While Comverge expects to increase revenue more than 30 percent a year, its results have failed to impress investors, who have pushed its stock down 13.4 percent so far in 2010. Last month the East Hanover, New Jersey-based company posted a wider-than-expected first-quarter loss. [ID:nSGE6490NL]
Despite pressure from Wall Street, Chief Executive R. Blake Young told the Reuters Global Energy Summit in Houston he wants to get revenue to a "sustaining level," and while he won't let the push for short-term profit dissuade him, he sees profit "within three years."
"We're not going to do anything goofy to appeal to the quarterly interest" in profitability, said Young, who became CEO in February. "But it doesn't take a lot of number crunching to project that there is an inflection point in the not-so-distant future."
Young declined to say what level of revenue would be needed to hit that goal, but he stood by Comverge's forecast for 2010 revenue of $125 million to $137 million against about $99 million in 2009.
The company, which went public in 2006, helps about 500 utilities across the United States curb power demand during peak use times, especially in summer months when air conditioners are widely used. It also helps monitor residential power usage and helps utilities contain power consumption at commercial clients such as Best Buy (BBY.N) and Wal-Mart (WMT.N).
The smart grid -- which would boost efficiencies along thousands of miles of power lines, bolster renewable energy projects, and increase the need for data integration software and communications systems between utilities and consumers -- is seen as a major growth area for the company.

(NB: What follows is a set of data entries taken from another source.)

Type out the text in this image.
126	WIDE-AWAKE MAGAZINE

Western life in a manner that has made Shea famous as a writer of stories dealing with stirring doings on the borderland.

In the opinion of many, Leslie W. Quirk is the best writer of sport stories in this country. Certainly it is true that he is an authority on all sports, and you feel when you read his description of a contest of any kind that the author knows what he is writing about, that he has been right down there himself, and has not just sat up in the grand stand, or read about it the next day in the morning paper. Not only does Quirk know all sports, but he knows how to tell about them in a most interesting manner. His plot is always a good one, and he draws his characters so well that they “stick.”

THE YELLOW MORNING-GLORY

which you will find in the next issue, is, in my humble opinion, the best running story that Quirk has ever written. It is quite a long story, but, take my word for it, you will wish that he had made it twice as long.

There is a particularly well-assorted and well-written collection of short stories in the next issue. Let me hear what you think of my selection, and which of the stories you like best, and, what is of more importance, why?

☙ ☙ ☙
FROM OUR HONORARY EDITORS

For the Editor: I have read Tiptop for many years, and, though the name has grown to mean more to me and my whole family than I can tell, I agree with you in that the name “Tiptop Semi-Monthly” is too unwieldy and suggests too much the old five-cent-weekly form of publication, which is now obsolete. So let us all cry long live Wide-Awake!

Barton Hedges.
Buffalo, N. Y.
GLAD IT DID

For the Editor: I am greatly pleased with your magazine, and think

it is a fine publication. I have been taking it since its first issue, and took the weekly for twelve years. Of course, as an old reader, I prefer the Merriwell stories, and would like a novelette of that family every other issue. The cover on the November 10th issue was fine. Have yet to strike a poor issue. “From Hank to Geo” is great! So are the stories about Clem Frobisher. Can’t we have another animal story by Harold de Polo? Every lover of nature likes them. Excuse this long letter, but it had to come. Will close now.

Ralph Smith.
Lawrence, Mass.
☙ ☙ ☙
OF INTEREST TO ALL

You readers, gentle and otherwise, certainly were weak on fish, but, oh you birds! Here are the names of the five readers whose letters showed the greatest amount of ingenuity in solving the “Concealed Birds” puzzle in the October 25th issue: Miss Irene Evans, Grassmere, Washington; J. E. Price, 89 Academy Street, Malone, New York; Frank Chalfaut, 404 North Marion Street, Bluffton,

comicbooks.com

Comverge is also working on a high-tech thermostat that would give consumers greater control over their energy use.
To reach his profit goal, Blake expects to cut the number of corporate offices to "a lot fewer" than the four it has currently, keep cost increases to about 10 percent to 15 percent a year and work with utility customers to maximize U.S. federal stimulus funds.

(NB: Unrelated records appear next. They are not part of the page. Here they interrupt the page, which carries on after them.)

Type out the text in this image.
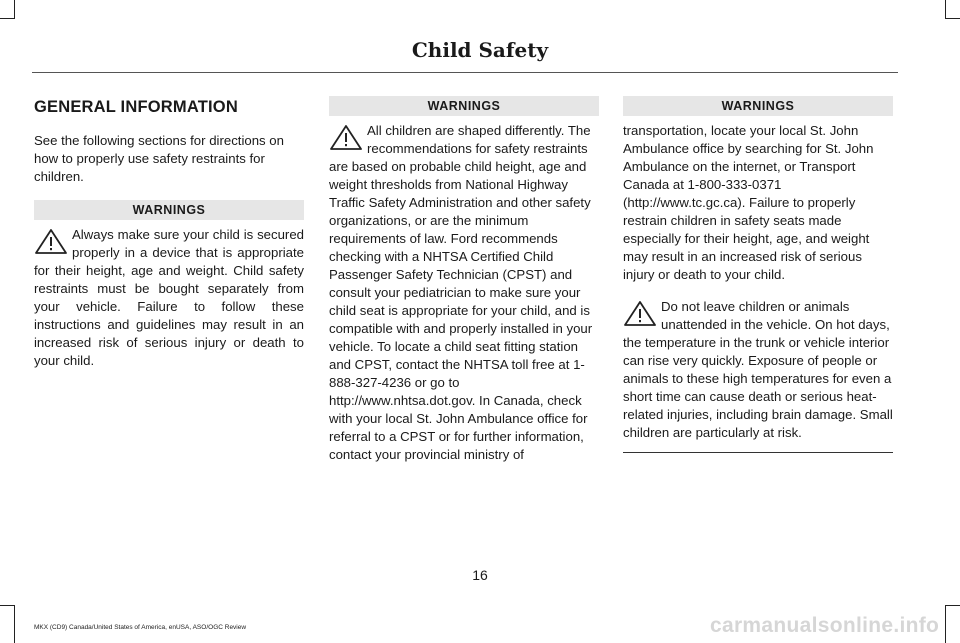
Child Safety
GENERAL INFORMATION

See the following sections for directions on how to properly use safety restraints for children.

WARNINGS
Always make sure your child is secured properly in a device that is appropriate for their height, age and weight. Child safety restraints must be bought separately from your vehicle. Failure to follow these instructions and guidelines may result in an increased risk of serious injury or death to your child.
WARNINGS
All children are shaped differently. The recommendations for safety restraints are based on probable child height, age and weight thresholds from National Highway Traffic Safety Administration and other safety organizations, or are the minimum requirements of law. Ford recommends checking with a NHTSA Certified Child Passenger Safety Technician (CPST) and consult your pediatrician to make sure your child seat is appropriate for your child, and is compatible with and properly installed in your vehicle. To locate a child seat fitting station and CPST, contact the NHTSA toll free at 1-888-327-4236 or go to http://www.nhtsa.dot.gov. In Canada, check with your local St. John Ambulance office for referral to a CPST or for further information, contact your provincial ministry of
WARNINGS

transportation, locate your local St. John Ambulance office by searching for St. John Ambulance on the internet, or Transport Canada at 1-800-333-0371 (http://www.tc.gc.ca). Failure to properly restrain children in safety seats made especially for their height, age, and weight may result in an increased risk of serious injury or death to your child.

Do not leave children or animals unattended in the vehicle. On hot days, the temperature in the trunk or vehicle interior can rise very quickly. Exposure of people or animals to these high temperatures for even a short time can cause death or serious heat-related injuries, including brain damage. Small children are particularly at risk.
16
MKX (CD9) Canada/United States of America, enUSA, ASO/OGC Review	carmanualsonline.info
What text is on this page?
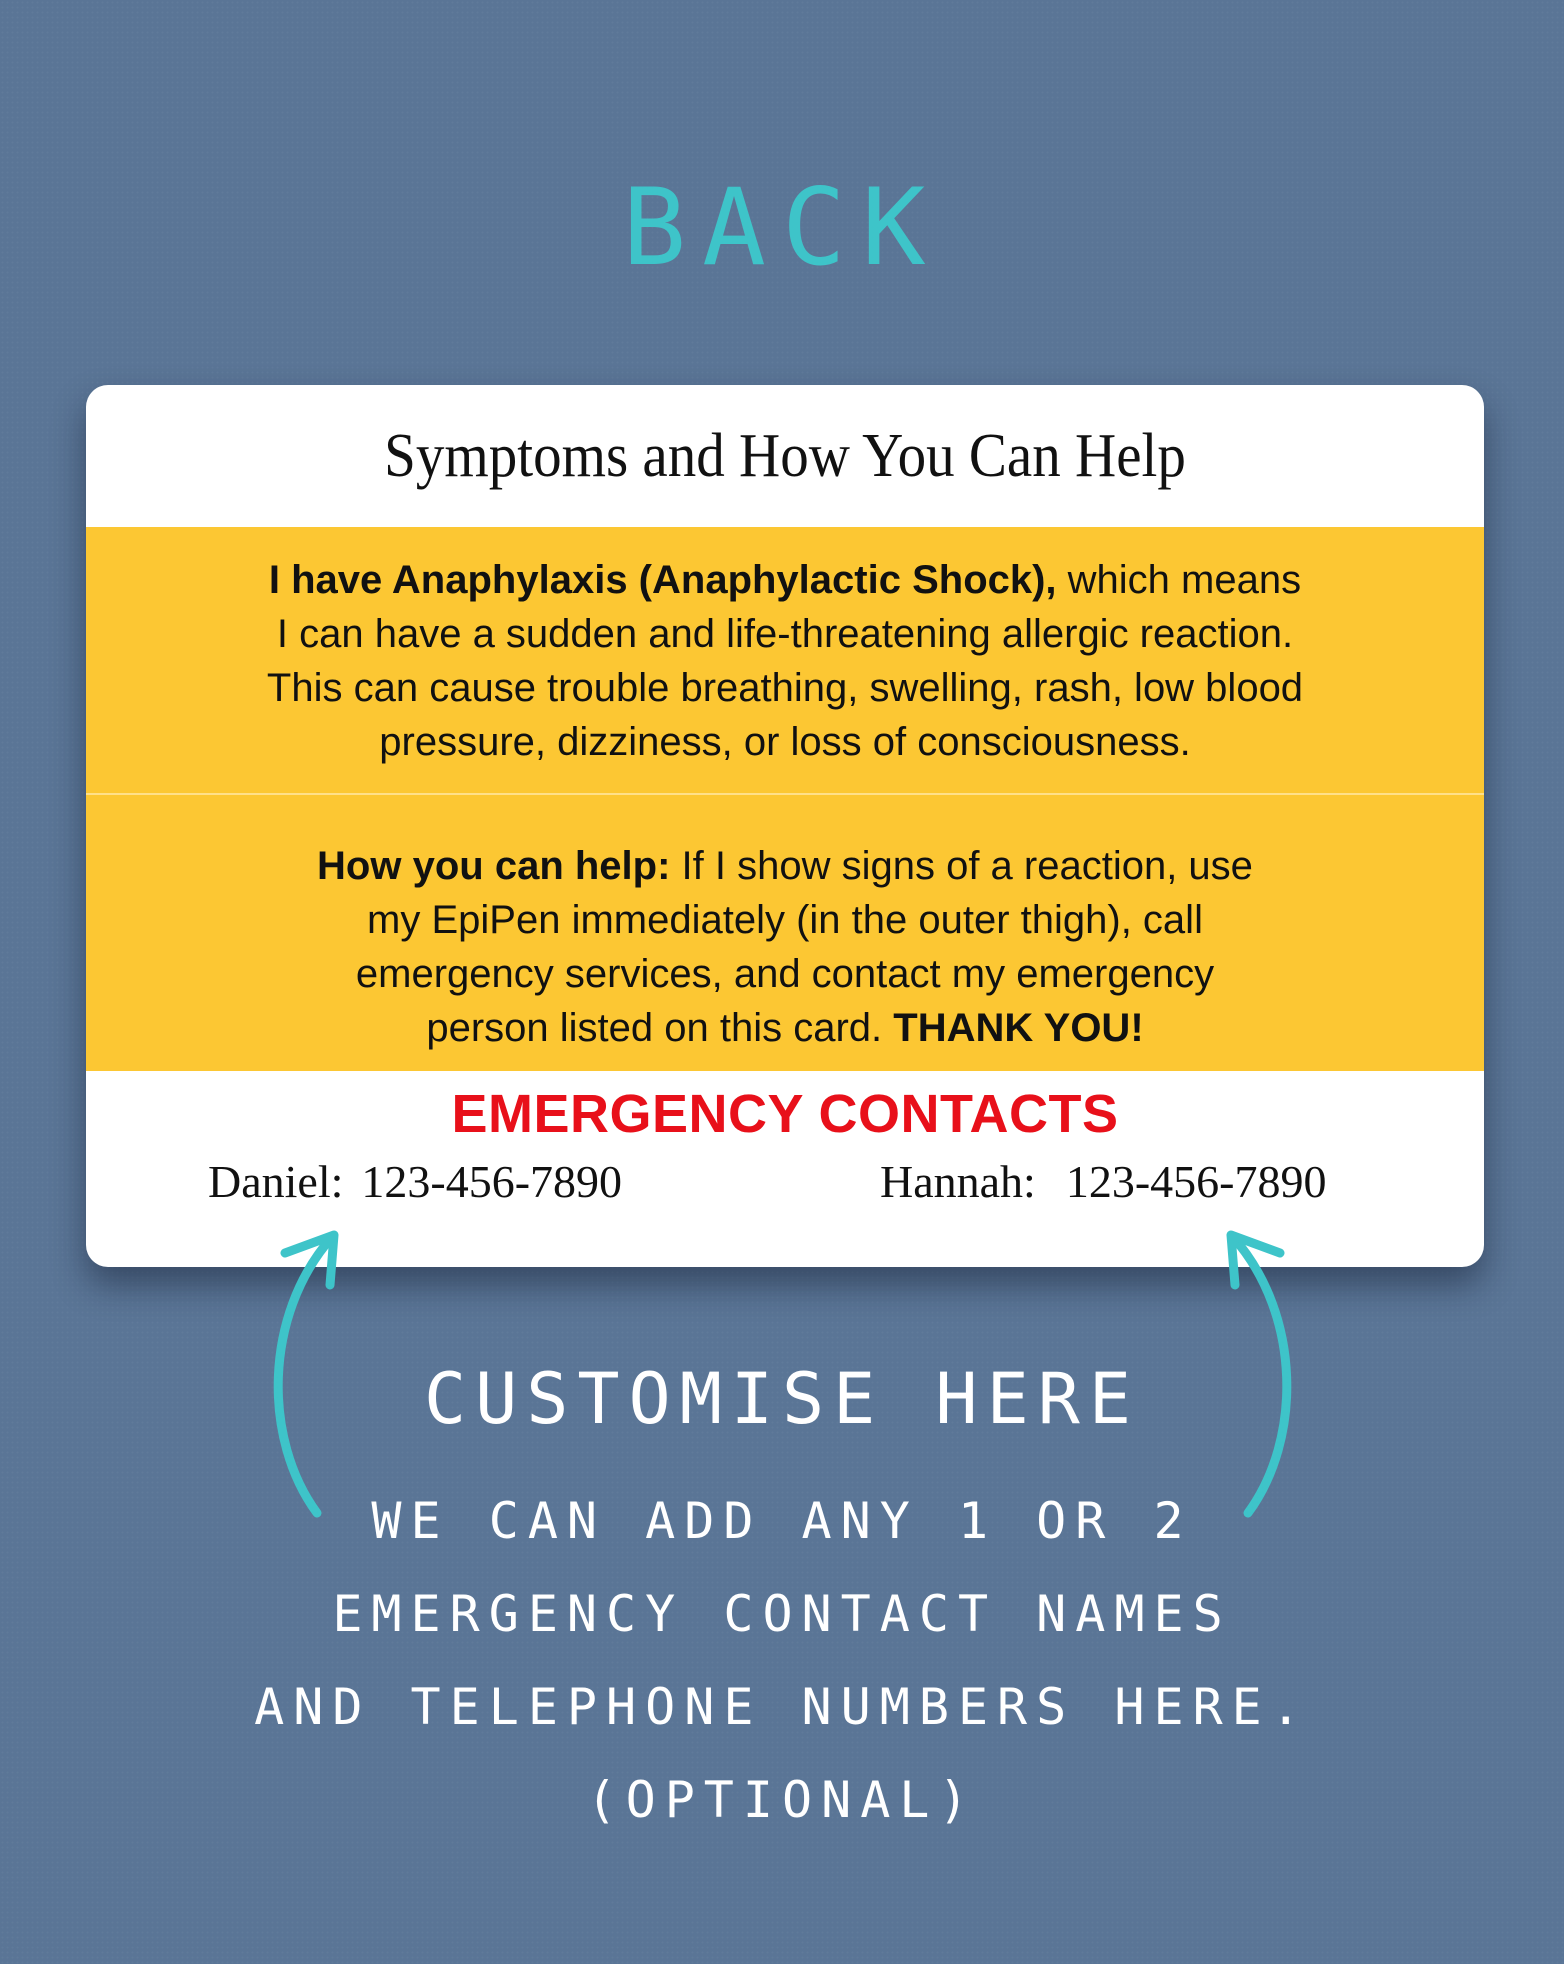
BACK
Symptoms and How You Can Help
I have Anaphylaxis (Anaphylactic Shock), which means
I can have a sudden and life-threatening allergic reaction.
This can cause trouble breathing, swelling, rash, low blood
pressure, dizziness, or loss of consciousness.
How you can help: If I show signs of a reaction, use
my EpiPen immediately (in the outer thigh), call
emergency services, and contact my emergency
person listed on this card. THANK YOU!
EMERGENCY CONTACTS
Daniel: 123-456-7890	Hannah: 123-456-7890
CUSTOMISE HERE
WE CAN ADD ANY 1 OR 2
EMERGENCY CONTACT NAMES
AND TELEPHONE NUMBERS HERE.
(OPTIONAL)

It may also outsource its operations to install monitoring devices with utility company customers.
Comverge has been looking to partner with an overseas utility, especially in emerging markets, where electrical grids and buildings are being developed at a fast pace.
A partnership with a Chinese utility to supply technology to manage peak power demand would be ideal, Young said.
"We see international expansion as a potentially significant growth opportunity," he said.
Still, he said, "We wouldn't send 10 people to the United Kingdom and say, 'Call us when you have revenue.'"
Comverge is "looking, but not leaping" at small acquisitions but would need any deal to boost earnings immediately, Young said.
And given Comverge's technology and relatively small market cap, the sale of his company is "possible," he said.
"The board's interest is to continue to grow the company," said Young. "We think we're on the right path."